ProjectsImportTasksResponse(task_count=2, annotation_count=0, predictions_count=None, duration=0.027251005172729492, file_upload_ids=[], could_be_tasks_list=False, found_formats=[], data_columns=[], prediction_count=2)

### 3. Import predictions from CSV

If your predictions are stored in CSV files, you can use pandas to read the dataframes:

In [1]:
!pip install pandas

In [1]:
import pandas as pd
df = pd.read_csv('data/images.csv')

Then you can specify the CSV file with the image references, and specify that the `pet` field contains the predicted classification:

In [1]:
ls.projects.import_tasks(
    project.id,
    request=df.to_dict(orient='records'),
    preannotated_from_fields=['pet']
)

### 4. Import predictions to existing tasks

In some cases, you may want to apply predictions to already imported tasks. For example, you can retrieve tasks from Label Studio, then create a new prediction:

In [1]:
from label_studio_sdk.label_interface.objects import PredictionValue

li = ls.projects.get(id=project.id).get_label_interface()

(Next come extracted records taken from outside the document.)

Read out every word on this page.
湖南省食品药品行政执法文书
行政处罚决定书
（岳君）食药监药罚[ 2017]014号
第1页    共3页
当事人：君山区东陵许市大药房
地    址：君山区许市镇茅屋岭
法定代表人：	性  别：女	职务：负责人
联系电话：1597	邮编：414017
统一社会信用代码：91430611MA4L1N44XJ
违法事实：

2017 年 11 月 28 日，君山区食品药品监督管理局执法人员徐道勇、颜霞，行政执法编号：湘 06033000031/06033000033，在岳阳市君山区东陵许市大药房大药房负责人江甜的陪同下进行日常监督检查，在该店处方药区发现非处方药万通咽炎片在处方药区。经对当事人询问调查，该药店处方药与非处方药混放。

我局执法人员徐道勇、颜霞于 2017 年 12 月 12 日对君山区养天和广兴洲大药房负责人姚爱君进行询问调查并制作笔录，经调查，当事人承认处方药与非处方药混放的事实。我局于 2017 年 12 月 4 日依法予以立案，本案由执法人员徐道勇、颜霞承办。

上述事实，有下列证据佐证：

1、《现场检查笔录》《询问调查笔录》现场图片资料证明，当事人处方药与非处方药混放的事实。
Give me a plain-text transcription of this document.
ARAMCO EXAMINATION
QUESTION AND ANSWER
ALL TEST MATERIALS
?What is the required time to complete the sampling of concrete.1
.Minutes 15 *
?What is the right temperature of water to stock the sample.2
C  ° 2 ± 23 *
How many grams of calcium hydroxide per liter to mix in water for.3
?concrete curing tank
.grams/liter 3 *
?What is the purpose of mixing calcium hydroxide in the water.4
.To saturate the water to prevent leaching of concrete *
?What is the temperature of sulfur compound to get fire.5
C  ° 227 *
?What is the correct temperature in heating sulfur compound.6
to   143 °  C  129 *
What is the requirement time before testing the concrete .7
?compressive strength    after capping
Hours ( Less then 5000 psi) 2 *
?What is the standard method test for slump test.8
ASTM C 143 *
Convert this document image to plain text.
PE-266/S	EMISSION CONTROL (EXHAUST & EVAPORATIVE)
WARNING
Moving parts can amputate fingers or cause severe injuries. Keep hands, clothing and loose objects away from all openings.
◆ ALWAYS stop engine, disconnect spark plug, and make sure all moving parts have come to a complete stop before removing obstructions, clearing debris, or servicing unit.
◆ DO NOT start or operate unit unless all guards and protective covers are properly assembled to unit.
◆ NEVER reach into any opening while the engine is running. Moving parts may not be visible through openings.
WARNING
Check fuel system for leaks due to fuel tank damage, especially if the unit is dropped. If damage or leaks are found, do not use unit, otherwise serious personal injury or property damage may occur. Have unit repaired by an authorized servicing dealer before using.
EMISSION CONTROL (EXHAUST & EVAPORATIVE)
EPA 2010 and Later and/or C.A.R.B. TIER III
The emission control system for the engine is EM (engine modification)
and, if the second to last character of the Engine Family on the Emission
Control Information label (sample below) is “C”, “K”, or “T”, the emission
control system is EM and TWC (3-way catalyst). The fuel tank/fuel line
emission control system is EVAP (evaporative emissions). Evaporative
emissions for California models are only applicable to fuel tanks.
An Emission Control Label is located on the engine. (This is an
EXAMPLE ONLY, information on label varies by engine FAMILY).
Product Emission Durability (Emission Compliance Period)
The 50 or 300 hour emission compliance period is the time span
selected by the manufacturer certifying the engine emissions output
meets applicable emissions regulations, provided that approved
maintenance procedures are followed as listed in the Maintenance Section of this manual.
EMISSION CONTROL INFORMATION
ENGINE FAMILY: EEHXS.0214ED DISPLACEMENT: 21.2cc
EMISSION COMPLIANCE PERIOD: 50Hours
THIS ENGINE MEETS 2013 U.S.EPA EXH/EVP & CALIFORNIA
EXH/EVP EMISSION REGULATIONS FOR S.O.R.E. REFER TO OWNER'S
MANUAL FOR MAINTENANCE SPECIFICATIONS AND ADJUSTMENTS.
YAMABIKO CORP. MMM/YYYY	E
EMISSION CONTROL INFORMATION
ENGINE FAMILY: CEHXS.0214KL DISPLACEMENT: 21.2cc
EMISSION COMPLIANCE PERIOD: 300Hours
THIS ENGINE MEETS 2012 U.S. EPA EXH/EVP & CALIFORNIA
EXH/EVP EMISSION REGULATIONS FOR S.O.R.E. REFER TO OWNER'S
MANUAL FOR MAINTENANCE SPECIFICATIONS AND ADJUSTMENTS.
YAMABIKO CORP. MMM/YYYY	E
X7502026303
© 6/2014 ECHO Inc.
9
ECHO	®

for task in ls.tasks.list(project=project.id, include=['id']):
    prediction = PredictionValue(
        # Tag predictions with specific model version
        model_version='my_model_v1',
        # Define your labels here
        result=[
            li.get_control('image_class').label(['Dog']),
        ]
    )
    ls.predictions.create(task=task.id, **prediction.model_dump())

In more complex annotation scenarios, check out [JSON format for expected predictions / preannotations](https://labelstud.io/guide/predictions.html)

## Annotate tasks in Label Studio

After importing pre-annotations using your preferred method, you can open Label Studio at http://localhost:8080 and correct, review the predictions, and finish annotating your tasks.

## Calculate prediction accuracy

If you're using Label Studio Enterprise, you can calculate the accuracy of your predictions compared to the corrected annotations created as a ground truth dataset.

Install and import the [evalme package](https://github.com/heartexlabs/label-studio-evalme) and calculate an agreement score for each task, comparing the annotation to the prediction:

In [None]:
print('Skipping evalme install; using SDK stats if available.')

In [None]:
from label_studio_sdk.core.api_error import ApiError
import json

print('\nAgreement (SDK):')
try:
    # total_agreement is typically Enterprise-only
    agreement_stats = ls.projects.stats.total_agreement(project.id)
    print(json.dumps(agreement_stats.model_dump(), indent=2))
except ApiError as e:
    print(f'Agreement stats unavailable on this edition: {e}')
    print('`ls.projects.stats.total_agreement` is typically an Enterprise-only feature.')
    print('For OSS, export annotations and predictions and calculate agreement manually.')

## Conclusion

With the Label Studio SDK, you can more easily import pre-annotated tasks into Label Studio so that you can create ground truth datasets, visually review the accuracy of predictions, and more.

The `preannotated_from_fields` option for the `import_tasks()` method makes it easier to add your predictions without worrying about the intricacies of the Label Studio JSON format, but you can still use that field to add valuable metadata such as prediction scores and model versions to your pre-annotated task data.